Neighborhood in Khuzestan province, Iran

Posht Asiab (پشت اسياب) (Note: Also romanized as Posht Āsīāb; also known as Deh Posht Āsyāb-e Sheyvand, Deh-e Hasht Āsīāb-e Shapvand, and Deh-e Posht Āsīāb-e Shīvand) is a neighborhood in the village of Nowshivand, Shivand Rural District, Qarun District, Dezpart County, Khuzestan province, Iran.

==Demographics==
===Population===
At the time of the 2006 National Census, Posht Asiab's population was 511 in 99 households, when it was a village in Donbaleh Rud-e Shomali Rural District (Note: Formerly Donbaleh Rural District) of Dehdez District, (Note: Renamed the Central District of Dezpart County) Izeh County. The following census in 2011 counted 568 people in 122 households. The 2016 census measured the population of the village as 384 people in 85 households.

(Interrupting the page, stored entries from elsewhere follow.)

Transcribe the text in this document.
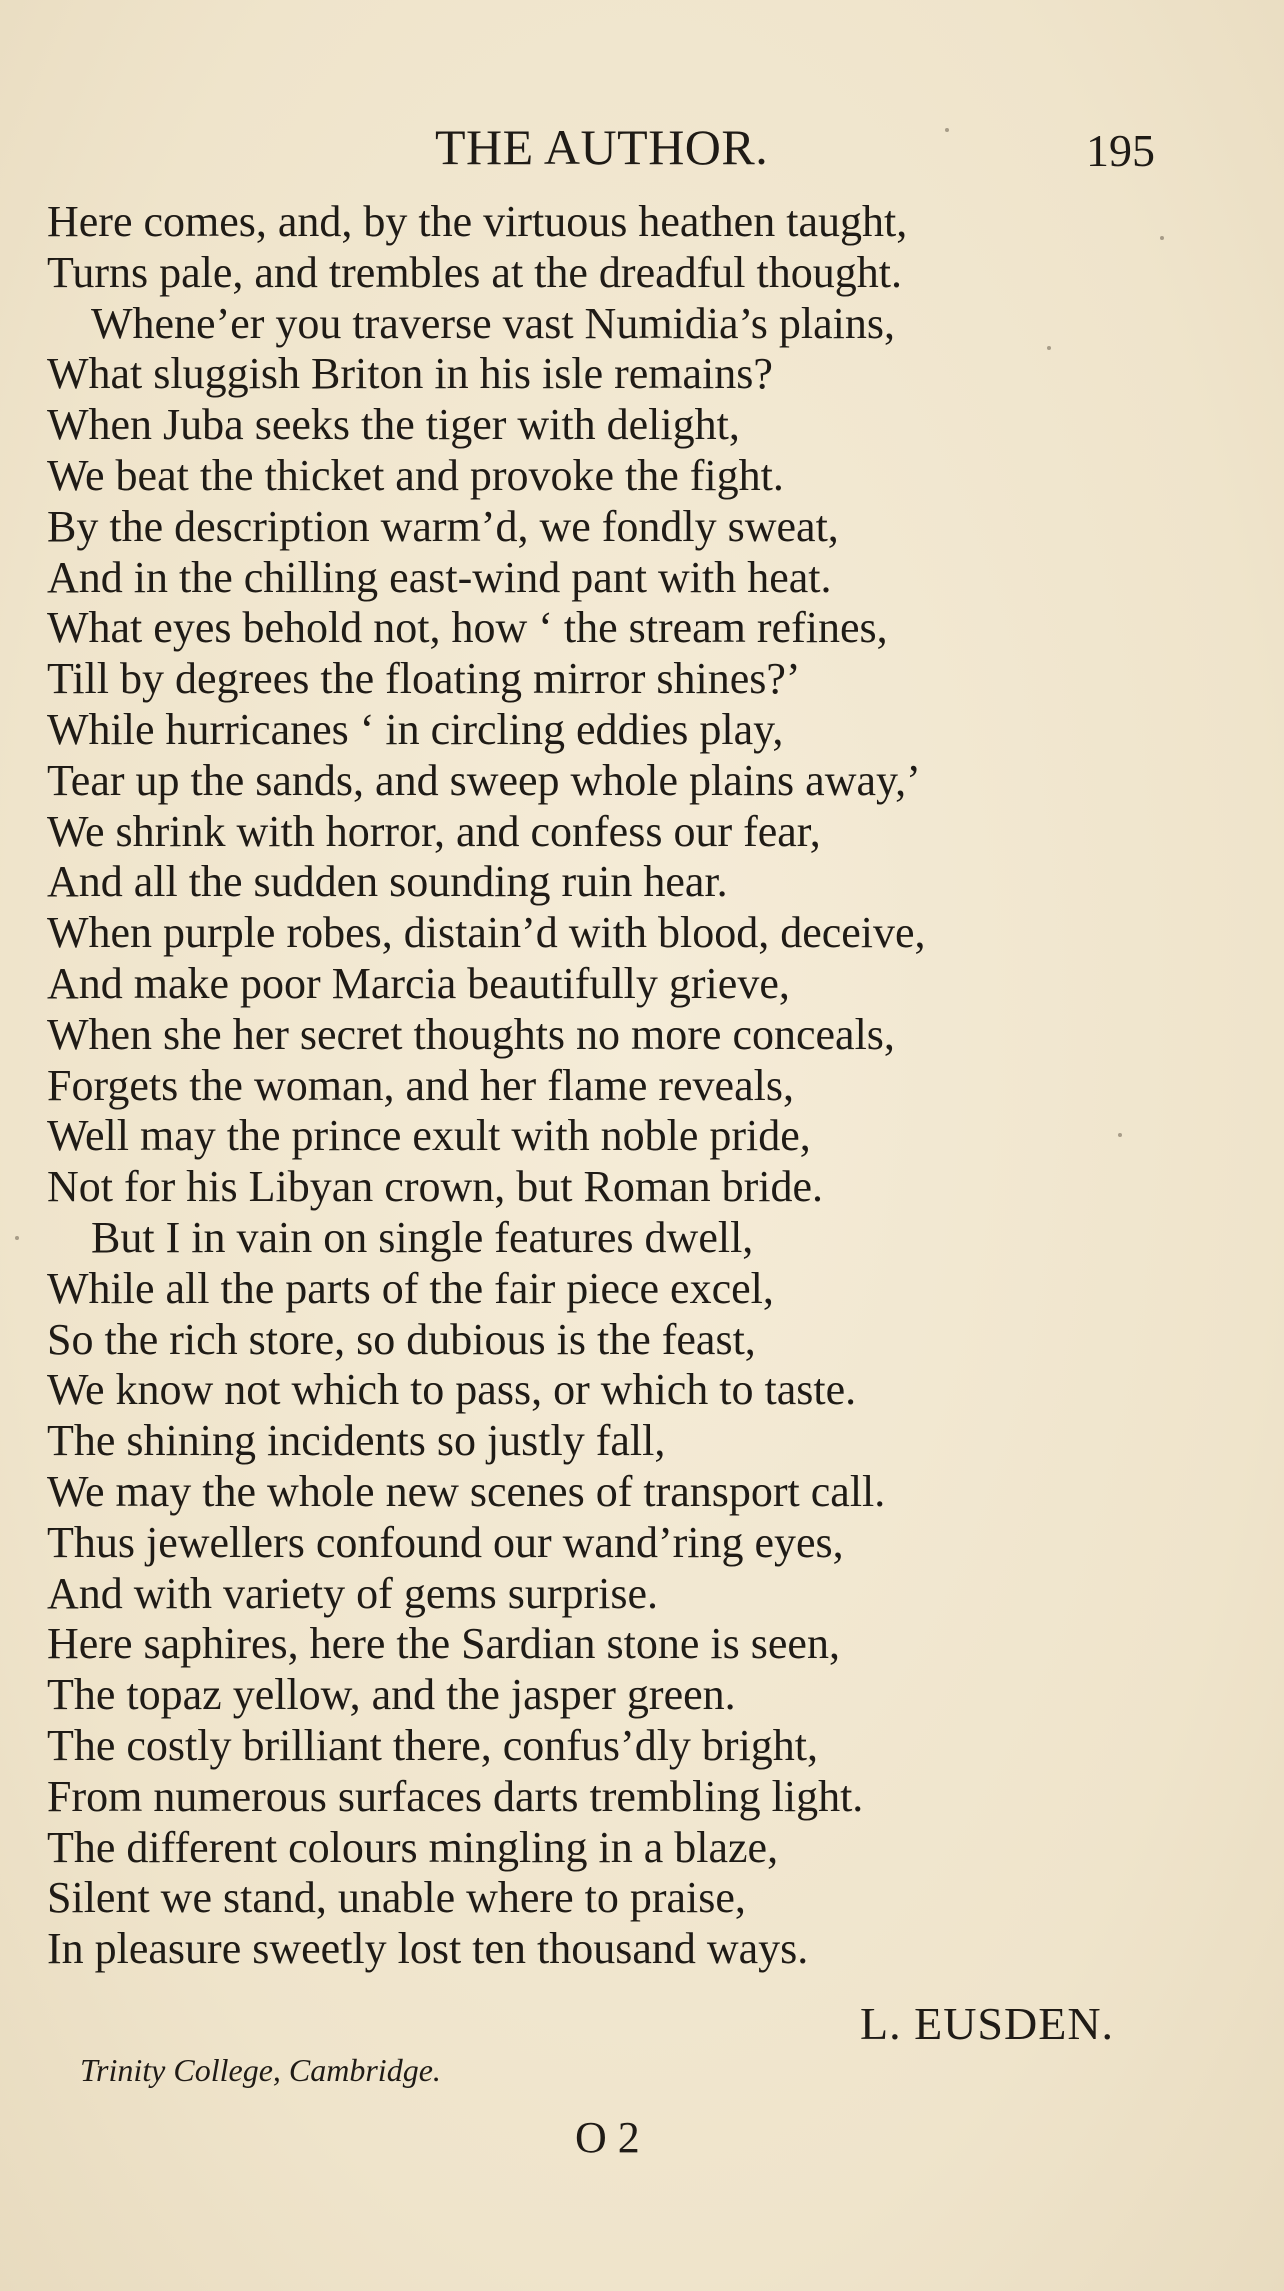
THE AUTHOR.	195
Here comes, and, by the virtuous heathen taught,
Turns pale, and trembles at the dreadful thought.
Whene’er you traverse vast Numidia’s plains,
What sluggish Briton in his isle remains?
When Juba seeks the tiger with delight,
We beat the thicket and provoke the fight.
By the description warm’d, we fondly sweat,
And in the chilling east-wind pant with heat.
What eyes behold not, how ‘ the stream refines,
Till by degrees the floating mirror shines?’
While hurricanes ‘ in circling eddies play,
Tear up the sands, and sweep whole plains away,’
We shrink with horror, and confess our fear,
And all the sudden sounding ruin hear.
When purple robes, distain’d with blood, deceive,
And make poor Marcia beautifully grieve,
When she her secret thoughts no more conceals,
Forgets the woman, and her flame reveals,
Well may the prince exult with noble pride,
Not for his Libyan crown, but Roman bride.
But I in vain on single features dwell,
While all the parts of the fair piece excel,
So the rich store, so dubious is the feast,
We know not which to pass, or which to taste.
The shining incidents so justly fall,
We may the whole new scenes of transport call.
Thus jewellers confound our wand’ring eyes,
And with variety of gems surprise.
Here saphires, here the Sardian stone is seen,
The topaz yellow, and the jasper green.
The costly brilliant there, confus’dly bright,
From numerous surfaces darts trembling light.
The different colours mingling in a blaze,
Silent we stand, unable where to praise,
In pleasure sweetly lost ten thousand ways.
L. EUSDEN.
Trinity College, Cambridge.
O 2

In 2021, the district was separated from the county in the establishment of Dezpart County and renamed the Central District. Donbaleh Rud-e Jonubi Rural District was separated from the district in the formation of Qarun District, and the village was transferred to Shivand Rural District created in the new district. Posht Asiab and the village of Bozorg Shivand merged with the village of Nowshivand.